Slovak apartheid ends at one school

29 April 2013
2 minute read

The Slovak daily Sme reports that until recently, a school in the town of
Šarišské Michaľany was educating dark-skinned children on its first floor and
white-skinned children on the ground floor. The playground was divided into
separate sections as well, while the cafeteria offered cooked food for the
whites and “dry food” for the others.

It sounds like something from a documentary film about the South African
Republic during the apartheid era, or the United States during the first half of
the 20th century. Last year, the Regional Court in Prešov handed down an
historic, first-ever verdict condemning the school for segregating Romani
children away from the others.

"We must look for what we have in common, not for what divides us,” says the
school’s new director, Jaroslav Valaštiak. A pedagogue with 30 years of
experience, he joined the school last August and has already managed to
reorganize the classrooms. Children now share the playground and he bought 13
more tables for the cafeteria so all pupils can eat lunch together.

"It’s high time to start the process of assisting children from socially
disadvantaged environments. When we help them, we are helping ourselves,” the
director says. The school was given until the end of September to bring its
segregation to an end.

Almost two-thirds of the 425 pupils attending the primary school are Romani.
Most of them attend daily from a settlement in Ostravany approximately four
kilometers away.

In the 24 classes created several years ago, 15 included only children from
socially disadvantaged environments. Eight of the classes were mixed in terms of
disadvantage and one class was for whites only. The verdict instructed to the
school to “meet its obligation to ensure the natural assignment of children into
common classes so that the pedagogical process is not disturbed.”

At the invitation of the US Embassy and the eduRoma association, US professor
Gary Orfield visited Šarišské Michaľany to give expert advice. Orfield once
lived on an Indian reservation and has dedicated himself to working with Black
schools in the southern US and Hispanic schools in the western US. In his view,
segregation of any kind destroys social relationships.

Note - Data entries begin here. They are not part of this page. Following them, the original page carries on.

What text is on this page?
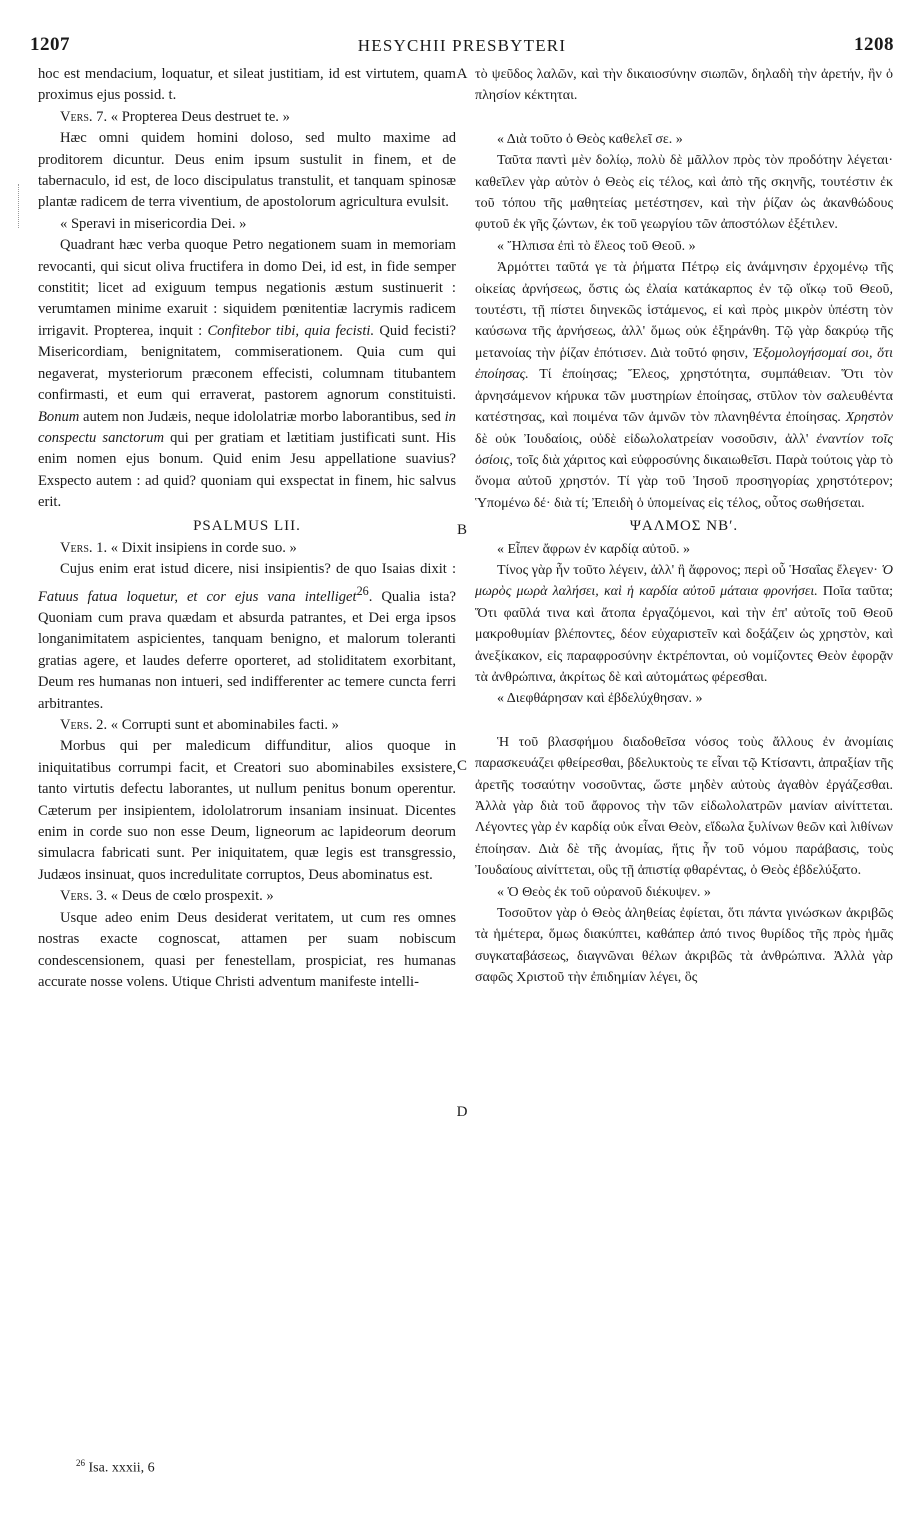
1207	HESYCHII PRESBYTERI	1208
A
B
C
D

hoc est mendacium, loquatur, et sileat justitiam, id est virtutem, quam proximus ejus possid. t.

Vers. 7. « Propterea Deus destruet te. »

Hæc omni quidem homini doloso, sed multo maxime ad proditorem dicuntur. Deus enim ipsum sustulit in finem, et de tabernaculo, id est, de loco discipulatus transtulit, et tanquam spinosæ plantæ radicem de terra viventium, de apostolorum agricultura evulsit.

« Speravi in misericordia Dei. »

Quadrant hæc verba quoque Petro negationem suam in memoriam revocanti, qui sicut oliva fructifera in domo Dei, id est, in fide semper constitit; licet ad exiguum tempus negationis æstum sustinuerit : verumtamen minime exaruit : siquidem pœnitentiæ lacrymis radicem irrigavit. Propterea, inquit : Confitebor tibi, quia fecisti. Quid fecisti? Misericordiam, benignitatem, commiserationem. Quia cum qui negaverat, mysteriorum præconem effecisti, columnam titubantem confirmasti, et eum qui erraverat, pastorem agnorum constituisti. Bonum autem non Judæis, neque idololatriæ morbo laborantibus, sed in conspectu sanctorum qui per gratiam et lætitiam justificati sunt. His enim nomen ejus bonum. Quid enim Jesu appellatione suavius? Exspecto autem : ad quid? quoniam qui exspectat in finem, hic salvus erit.

PSALMUS LII.

Vers. 1. « Dixit insipiens in corde suo. »

Cujus enim erat istud dicere, nisi insipientis? de quo Isaias dixit : Fatuus fatua loquetur, et cor ejus vana intelliget$^{26}$. Qualia ista? Quoniam cum prava quædam et absurda patrantes, et Dei erga ipsos longanimitatem aspicientes, tanquam benigno, et malorum toleranti gratias agere, et laudes deferre oporteret, ad stoliditatem exorbitant, Deum res humanas non intueri, sed indifferenter ac temere cuncta ferri arbitrantes.

Vers. 2. « Corrupti sunt et abominabiles facti. »

Morbus qui per maledicum diffunditur, alios quoque in iniquitatibus corrumpi facit, et Creatori suo abominabiles exsistere, tanto virtutis defectu laborantes, ut nullum penitus bonum operentur. Cæterum per insipientem, idololatrorum insaniam insinuat. Dicentes enim in corde suo non esse Deum, ligneorum ac lapideorum deorum simulacra fabricati sunt. Per iniquitatem, quæ legis est transgressio, Judæos insinuat, quos incredulitate corruptos, Deus abominatus est.

Vers. 3. « Deus de cœlo prospexit. »

Usque adeo enim Deus desiderat veritatem, ut cum res omnes nostras exacte cognoscat, attamen per suam nobiscum condescensionem, quasi per fenestellam, prospiciat, res humanas accurate nosse volens. Utique Christi adventum manifeste intelli-

τὸ ψεῦδος λαλῶν, καὶ τὴν δικαιοσύνην σιωπῶν, δηλαδὴ τὴν ἀρετήν, ἣν ὁ πλησίον κέκτηται.

« Διὰ τοῦτο ὁ Θεὸς καθελεῖ σε. »

Ταῦτα παντὶ μὲν δολίῳ, πολὺ δὲ μᾶλλον πρὸς τὸν προδότην λέγεται· καθεῖλεν γὰρ αὐτὸν ὁ Θεὸς εἰς τέλος, καὶ ἀπὸ τῆς σκηνῆς, τουτέστιν ἐκ τοῦ τόπου τῆς μαθητείας μετέστησεν, καὶ τὴν ῥίζαν ὡς ἀκανθώδους φυτοῦ ἐκ γῆς ζώντων, ἐκ τοῦ γεωργίου τῶν ἀποστόλων ἐξέτιλεν.

« Ἤλπισα ἐπὶ τὸ ἔλεος τοῦ Θεοῦ. »

Ἁρμόττει ταῦτά γε τὰ ῥήματα Πέτρῳ εἰς ἀνάμνησιν ἐρχομένῳ τῆς οἰκείας ἀρνήσεως, ὅστις ὡς ἐλαία κατάκαρπος ἐν τῷ οἴκῳ τοῦ Θεοῦ, τουτέστι, τῇ πίστει διηνεκῶς ἱστάμενος, εἰ καὶ πρὸς μικρὸν ὑπέστη τὸν καύσωνα τῆς ἀρνήσεως, ἀλλ' ὅμως οὐκ ἐξηράνθη. Τῷ γὰρ δακρύῳ τῆς μετανοίας τὴν ῥίζαν ἐπότισεν. Διὰ τοῦτό φησιν, Ἐξομολογήσομαί σοι, ὅτι ἐποίησας. Τί ἐποίησας; Ἔλεος, χρηστότητα, συμπάθειαν. Ὅτι τὸν ἀρνησάμενον κήρυκα τῶν μυστηρίων ἐποίησας, στῦλον τὸν σαλευθέντα κατέστησας, καὶ ποιμένα τῶν ἀμνῶν τὸν πλανηθέντα ἐποίησας. Χρηστὸν δὲ οὐκ Ἰουδαίοις, οὐδὲ εἰδωλολατρείαν νοσοῦσιν, ἀλλ' ἐναντίον τοῖς ὁσίοις, τοῖς διὰ χάριτος καὶ εὐφροσύνης δικαιωθεῖσι. Παρὰ τούτοις γὰρ τὸ ὄνομα αὐτοῦ χρηστόν. Τί γὰρ τοῦ Ἰησοῦ προσηγορίας χρηστότερον; Ὑπομένω δέ· διὰ τί; Ἐπειδὴ ὁ ὑπομείνας εἰς τέλος, οὗτος σωθήσεται.

ΨΑΛΜΟΣ ΝΒʹ.

« Εἶπεν ἄφρων ἐν καρδίᾳ αὐτοῦ. »

Τίνος γὰρ ἦν τοῦτο λέγειν, ἀλλ' ἢ ἄφρονος; περὶ οὗ Ἡσαΐας ἔλεγεν· Ὁ μωρὸς μωρὰ λαλήσει, καὶ ἡ καρδία αὐτοῦ μάταια φρονήσει. Ποῖα ταῦτα; Ὅτι φαῦλά τινα καὶ ἄτοπα ἐργαζόμενοι, καὶ τὴν ἐπ' αὐτοῖς τοῦ Θεοῦ μακροθυμίαν βλέποντες, δέον εὐχαριστεῖν καὶ δοξάζειν ὡς χρηστὸν, καὶ ἀνεξίκακον, εἰς παραφροσύνην ἐκτρέπονται, οὐ νομίζοντες Θεὸν ἐφορᾷν τὰ ἀνθρώπινα, ἀκρίτως δὲ καὶ αὐτομάτως φέρεσθαι.

« Διεφθάρησαν καὶ ἐβδελύχθησαν. »

Ἡ τοῦ βλασφήμου διαδοθεῖσα νόσος τοὺς ἄλλους ἐν ἀνομίαις παρασκευάζει φθείρεσθαι, βδελυκτοὺς τε εἶναι τῷ Κτίσαντι, ἀπραξίαν τῆς ἀρετῆς τοσαύτην νοσοῦντας, ὥστε μηδὲν αὐτοὺς ἀγαθὸν ἐργάζεσθαι. Ἀλλὰ γὰρ διὰ τοῦ ἄφρονος τὴν τῶν εἰδωλολατρῶν μανίαν αἰνίττεται. Λέγοντες γὰρ ἐν καρδίᾳ οὐκ εἶναι Θεὸν, εἴδωλα ξυλίνων θεῶν καὶ λιθίνων ἐποίησαν. Διὰ δὲ τῆς ἀνομίας, ἥτις ἦν τοῦ νόμου παράβασις, τοὺς Ἰουδαίους αἰνίττεται, οὓς τῇ ἀπιστίᾳ φθαρέντας, ὁ Θεὸς ἐβδελύξατο.

« Ὁ Θεὸς ἐκ τοῦ οὐρανοῦ διέκυψεν. »

Τοσοῦτον γὰρ ὁ Θεὸς ἀληθείας ἐφίεται, ὅτι πάντα γινώσκων ἀκριβῶς τὰ ἡμέτερα, ὅμως διακύπτει, καθάπερ ἀπό τινος θυρίδος τῆς πρὸς ἡμᾶς συγκαταβάσεως, διαγνῶναι θέλων ἀκριβῶς τὰ ἀνθρώπινα. Ἀλλὰ γὰρ σαφῶς Χριστοῦ τὴν ἐπιδημίαν λέγει, ὃς

$^{26}$ Isa. xxxii, 6
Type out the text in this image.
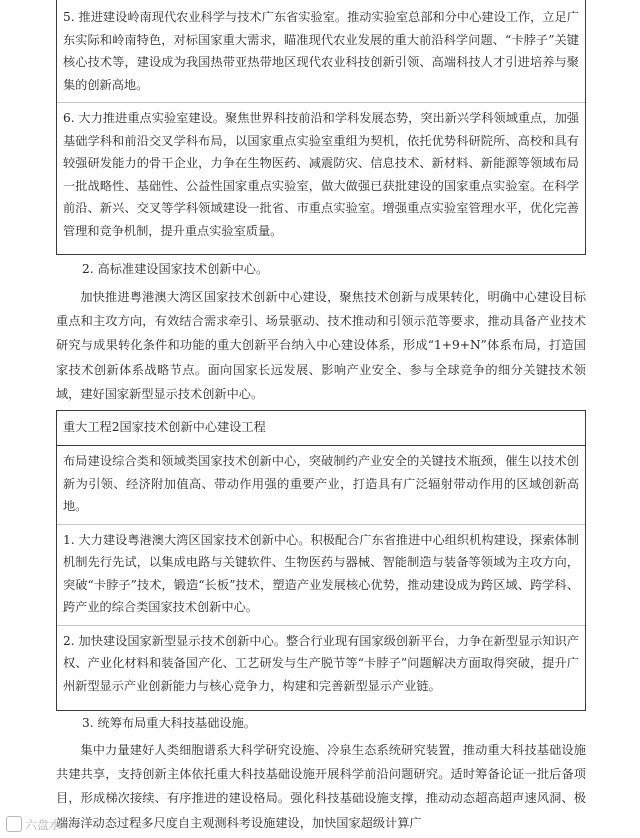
5. 推进建设岭南现代农业科学与技术广东省实验室。推动实验室总部和分中心建设工作，立足广东实际和岭南特色，对标国家重大需求，瞄准现代农业发展的重大前沿科学问题、“卡脖子”关键核心技术等，建设成为我国热带亚热带地区现代农业科技创新引领、高端科技人才引进培养与聚集的创新高地。

6. 大力推进重点实验室建设。聚焦世界科技前沿和学科发展态势，突出新兴学科领域重点，加强基础学科和前沿交叉学科布局，以国家重点实验室重组为契机，依托优势科研院所、高校和具有较强研发能力的骨干企业，力争在生物医药、减震防灾、信息技术、新材料、新能源等领域布局一批战略性、基础性、公益性国家重点实验室，做大做强已获批建设的国家重点实验室。在科学前沿、新兴、交叉等学科领域建设一批省、市重点实验室。增强重点实验室管理水平，优化完善管理和竞争机制，提升重点实验室质量。

2. 高标准建设国家技术创新中心。

加快推进粤港澳大湾区国家技术创新中心建设，聚焦技术创新与成果转化，明确中心建设目标重点和主攻方向，有效结合需求牵引、场景驱动、技术推动和引领示范等要求，推动具备产业技术研究与成果转化条件和功能的重大创新平台纳入中心建设体系，形成“1+9+N”体系布局，打造国家技术创新体系战略节点。面向国家长远发展、影响产业安全、参与全球竞争的细分关键技术领域，建好国家新型显示技术创新中心。

重大工程2国家技术创新中心建设工程

布局建设综合类和领域类国家技术创新中心，突破制约产业安全的关键技术瓶颈，催生以技术创新为引领、经济附加值高、带动作用强的重要产业，打造具有广泛辐射带动作用的区域创新高地。

1. 大力建设粤港澳大湾区国家技术创新中心。积极配合广东省推进中心组织机构建设，探索体制机制先行先试，以集成电路与关键软件、生物医药与器械、智能制造与装备等领域为主攻方向，突破“卡脖子”技术，锻造“长板”技术，塑造产业发展核心优势，推动建设成为跨区域、跨学科、跨产业的综合类国家技术创新中心。

2. 加快建设国家新型显示技术创新中心。整合行业现有国家级创新平台，力争在新型显示知识产权、产业化材料和装备国产化、工艺研发与生产脱节等“卡脖子”问题解决方面取得突破，提升广州新型显示产业创新能力与核心竞争力，构建和完善新型显示产业链。

3. 统筹布局重大科技基础设施。

集中力量建好人类细胞谱系大科学研究设施、冷泉生态系统研究装置，推动重大科技基础设施共建共享，支持创新主体依托重大科技基础设施开展科学前沿问题研究。适时筹备论证一批后备项目，形成梯次接续、有序推进的建设格局。强化科技基础设施支撑，推动动态超高超声速风洞、极端海洋动态过程多尺度自主观测科考设施建设，加快国家超级计算广

六盘水
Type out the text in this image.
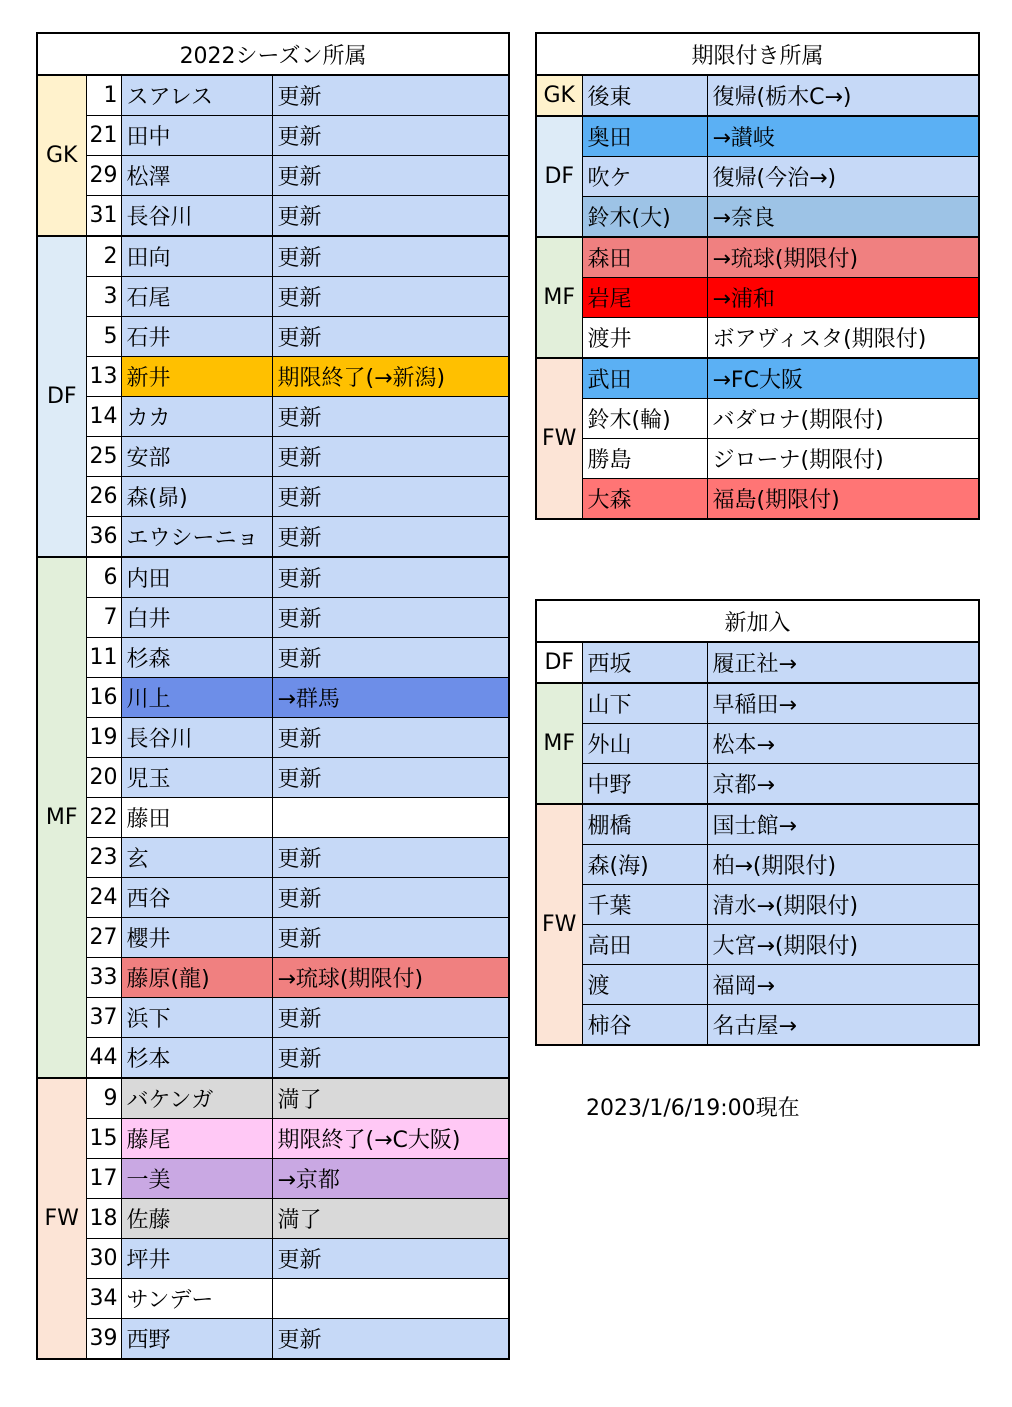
2022シーズン所属			
GK	1	スアレス	更新
	21	田中	更新
	29	松澤	更新
	31	長谷川	更新
DF	2	田向	更新
	3	石尾	更新
	5	石井	更新
	13	新井	期限終了(→新潟)
	14	カカ	更新
	25	安部	更新
	26	森(昴)	更新
	36	エウシーニョ	更新
MF	6	内田	更新
	7	白井	更新
	11	杉森	更新
	16	川上	→群馬
	19	長谷川	更新
	20	児玉	更新
	22	藤田	
	23	玄	更新
	24	西谷	更新
	27	櫻井	更新
	33	藤原(龍)	→琉球(期限付)
	37	浜下	更新
	44	杉本	更新
FW	9	バケンガ	満了
	15	藤尾	期限終了(→C大阪)
	17	一美	→京都
	18	佐藤	満了
	30	坪井	更新
	34	サンデー	
	39	西野	更新
期限付き所属		
GK	後東	復帰(栃木C→)
DF	奥田	→讃岐
	吹ケ	復帰(今治→)
	鈴木(大)	→奈良
MF	森田	→琉球(期限付)
	岩尾	→浦和
	渡井	ボアヴィスタ(期限付)
FW	武田	→FC大阪
	鈴木(輪)	バダロナ(期限付)
	勝島	ジローナ(期限付)
	大森	福島(期限付)
新加入		
DF	西坂	履正社→
MF	山下	早稲田→
	外山	松本→
	中野	京都→
FW	棚橋	国士館→
	森(海)	柏→(期限付)
	千葉	清水→(期限付)
	高田	大宮→(期限付)
	渡	福岡→
	柿谷	名古屋→
2023/1/6/19:00現在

"When we can’t manage to unite, civilization reaches a stage of unstoppable
collapse. Segregation stems from fear, lack of trust, and prejudice. If you want
to change things for the better, you must get rid of it,” Orfield said.

The eduRoma association is now helping the director, the pupils and the
teachers at the school. Volunteers from Slovak colleges will also work with the
children. "If we close our eyes to this problem and stay silent about it, it
will come back to haunt us all sooner or later,” said Vladimír Rafael of
eduRoma.

On 25 April, Gary Orfield met in Prague with experts on inclusive education
and representatives of nonprofits in the Czech Republic. News server Romea.cz
will be posting video footage of an interview with him shortly.